Fortunately, she said, events and merchandising have combined with traditional ads and membership to create multiple revenue streams. For example, the website hosted a school and camp fair to help Tucson parents decide where to enroll their children. They also sell #ThisIsTucson-branded swag, which McKisson said fans “shriek” over.
In fact, genuine excitement is what sparked her idea for a membership model. She said news organizations should rethink how they incentivize their sales staff and define success because it may stifle sales creativity.
“On the ad side, so much emphasis on pay structure is being rewarded for selling — you can’t be innovative — so it filters out people who could be innovative because you’re not rewarded for that kind of work. Whereas, in the newsroom, you’re 100 percent rewarded for that kind of work.”

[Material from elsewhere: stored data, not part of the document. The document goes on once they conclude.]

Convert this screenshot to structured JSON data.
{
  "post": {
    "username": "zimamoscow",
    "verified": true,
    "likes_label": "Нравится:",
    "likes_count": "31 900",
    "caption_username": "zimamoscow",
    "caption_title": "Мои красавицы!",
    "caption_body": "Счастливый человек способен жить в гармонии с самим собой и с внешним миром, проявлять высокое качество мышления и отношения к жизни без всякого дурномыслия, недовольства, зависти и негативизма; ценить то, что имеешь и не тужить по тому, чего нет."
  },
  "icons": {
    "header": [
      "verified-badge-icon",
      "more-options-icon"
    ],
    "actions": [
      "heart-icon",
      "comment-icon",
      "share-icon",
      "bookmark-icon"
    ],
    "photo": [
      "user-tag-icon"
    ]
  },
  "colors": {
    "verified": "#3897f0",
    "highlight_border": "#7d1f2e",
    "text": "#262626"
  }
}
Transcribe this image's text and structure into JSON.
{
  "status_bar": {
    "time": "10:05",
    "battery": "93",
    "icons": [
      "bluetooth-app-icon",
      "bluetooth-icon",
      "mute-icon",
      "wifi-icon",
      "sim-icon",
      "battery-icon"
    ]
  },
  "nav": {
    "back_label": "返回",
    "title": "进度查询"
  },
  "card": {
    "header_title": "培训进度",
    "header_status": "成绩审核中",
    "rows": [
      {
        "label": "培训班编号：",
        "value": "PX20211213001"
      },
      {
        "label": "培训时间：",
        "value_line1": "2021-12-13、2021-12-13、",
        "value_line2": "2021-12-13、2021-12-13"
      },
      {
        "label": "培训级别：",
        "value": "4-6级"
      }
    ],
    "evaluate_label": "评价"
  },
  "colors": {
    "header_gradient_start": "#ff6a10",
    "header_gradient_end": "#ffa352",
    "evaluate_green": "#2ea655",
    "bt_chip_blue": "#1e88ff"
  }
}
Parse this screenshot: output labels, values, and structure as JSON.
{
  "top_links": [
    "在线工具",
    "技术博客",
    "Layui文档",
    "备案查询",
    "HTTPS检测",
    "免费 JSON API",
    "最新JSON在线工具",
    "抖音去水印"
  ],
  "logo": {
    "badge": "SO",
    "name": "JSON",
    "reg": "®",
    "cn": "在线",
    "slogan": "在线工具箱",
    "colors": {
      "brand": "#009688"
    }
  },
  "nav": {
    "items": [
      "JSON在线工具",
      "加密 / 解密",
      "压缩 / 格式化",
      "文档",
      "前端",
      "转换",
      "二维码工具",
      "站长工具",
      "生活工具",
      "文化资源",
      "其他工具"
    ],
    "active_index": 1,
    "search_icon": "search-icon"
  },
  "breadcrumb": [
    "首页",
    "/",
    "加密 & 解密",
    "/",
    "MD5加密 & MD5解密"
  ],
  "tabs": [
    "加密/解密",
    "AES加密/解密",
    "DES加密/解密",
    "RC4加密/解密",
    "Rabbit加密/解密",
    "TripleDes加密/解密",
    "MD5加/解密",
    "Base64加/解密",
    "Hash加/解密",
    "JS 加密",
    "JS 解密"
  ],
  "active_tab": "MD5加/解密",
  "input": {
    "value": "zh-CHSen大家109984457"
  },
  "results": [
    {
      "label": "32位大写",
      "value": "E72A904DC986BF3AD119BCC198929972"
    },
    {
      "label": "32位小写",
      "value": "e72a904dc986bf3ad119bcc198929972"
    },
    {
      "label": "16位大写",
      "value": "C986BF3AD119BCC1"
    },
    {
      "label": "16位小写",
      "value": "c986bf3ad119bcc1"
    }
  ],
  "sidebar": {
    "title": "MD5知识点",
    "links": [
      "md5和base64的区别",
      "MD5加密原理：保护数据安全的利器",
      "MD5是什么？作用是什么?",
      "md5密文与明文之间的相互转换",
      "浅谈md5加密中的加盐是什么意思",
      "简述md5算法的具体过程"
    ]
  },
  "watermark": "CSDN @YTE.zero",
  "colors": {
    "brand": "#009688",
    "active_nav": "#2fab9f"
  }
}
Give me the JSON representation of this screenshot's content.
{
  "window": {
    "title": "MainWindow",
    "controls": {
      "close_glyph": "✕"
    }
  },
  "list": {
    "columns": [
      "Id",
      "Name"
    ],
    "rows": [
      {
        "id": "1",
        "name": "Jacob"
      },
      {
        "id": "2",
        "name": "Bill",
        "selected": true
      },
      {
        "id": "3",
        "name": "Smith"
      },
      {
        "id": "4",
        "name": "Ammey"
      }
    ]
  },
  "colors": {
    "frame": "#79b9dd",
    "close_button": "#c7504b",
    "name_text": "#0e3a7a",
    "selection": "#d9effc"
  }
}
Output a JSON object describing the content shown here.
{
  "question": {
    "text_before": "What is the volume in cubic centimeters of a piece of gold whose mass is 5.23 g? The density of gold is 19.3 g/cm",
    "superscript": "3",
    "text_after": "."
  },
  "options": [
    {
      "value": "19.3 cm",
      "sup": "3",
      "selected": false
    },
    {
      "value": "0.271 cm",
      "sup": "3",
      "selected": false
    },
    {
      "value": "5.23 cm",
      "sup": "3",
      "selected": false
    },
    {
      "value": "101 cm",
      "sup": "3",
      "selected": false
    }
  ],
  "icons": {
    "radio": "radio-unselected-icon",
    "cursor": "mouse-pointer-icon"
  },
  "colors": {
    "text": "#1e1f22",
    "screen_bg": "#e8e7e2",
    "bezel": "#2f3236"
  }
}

As an added challenge, the Arizona Daily Star technically has two owners: Gannett and Lee Enterprises. So that means #ThisIsTucson is often competing with corporate sales initiatives and priorities from two companies instead of one. A digital vertical may represent “small fish compared to all the other competing priorities,” said McKisson, who isn’t afraid to get involved in helping push a sale over the edge.
In fact, McKisson estimates she has participated in 30 to 40 sales calls to assist the business side of the operation. She said her editorial background works to her advantage when convincing potential clients to buy into a unique product such as #ThisIsTucson.
“When you have an unusual product, you need an expert to sell it to a skeptical person,” she said.
Success and next steps
The website has earned the website $10,000 per month in digital advertising revenue, mostly sustaining the operation separately from the Daily Star. In fact, the operation was close to breaking even pre-pandemic, McKisson said.
But as event listings dried up during quarantine, the team had to dive deeper into the membership model to sustain. McKisson has learned that most members started as newsletter subscribers who appreciated the resources #ThisIsTucson provided.
They were also mostly new to Tucson, so they’re starting a newcomers newsletter in November, delivering an eight-part introduction to the city for those who sign up. Information obtained from members when they signed up helped make this new product possible, McKisson said.
“Without the membership program, I don’t think we’d have gotten that deep because we wouldn’t have known,” she said.
McKisson also oversees a Spanish-language vertical and the sports department, and she’s contemplating new audience-focused monetization strategies for both. The Arizona Daily Star is also considering what workflow improvements from #ThisIsTucson could move to Tucson.com.
“We’re trying to make the newspaper side more digital-first,” McKisson said.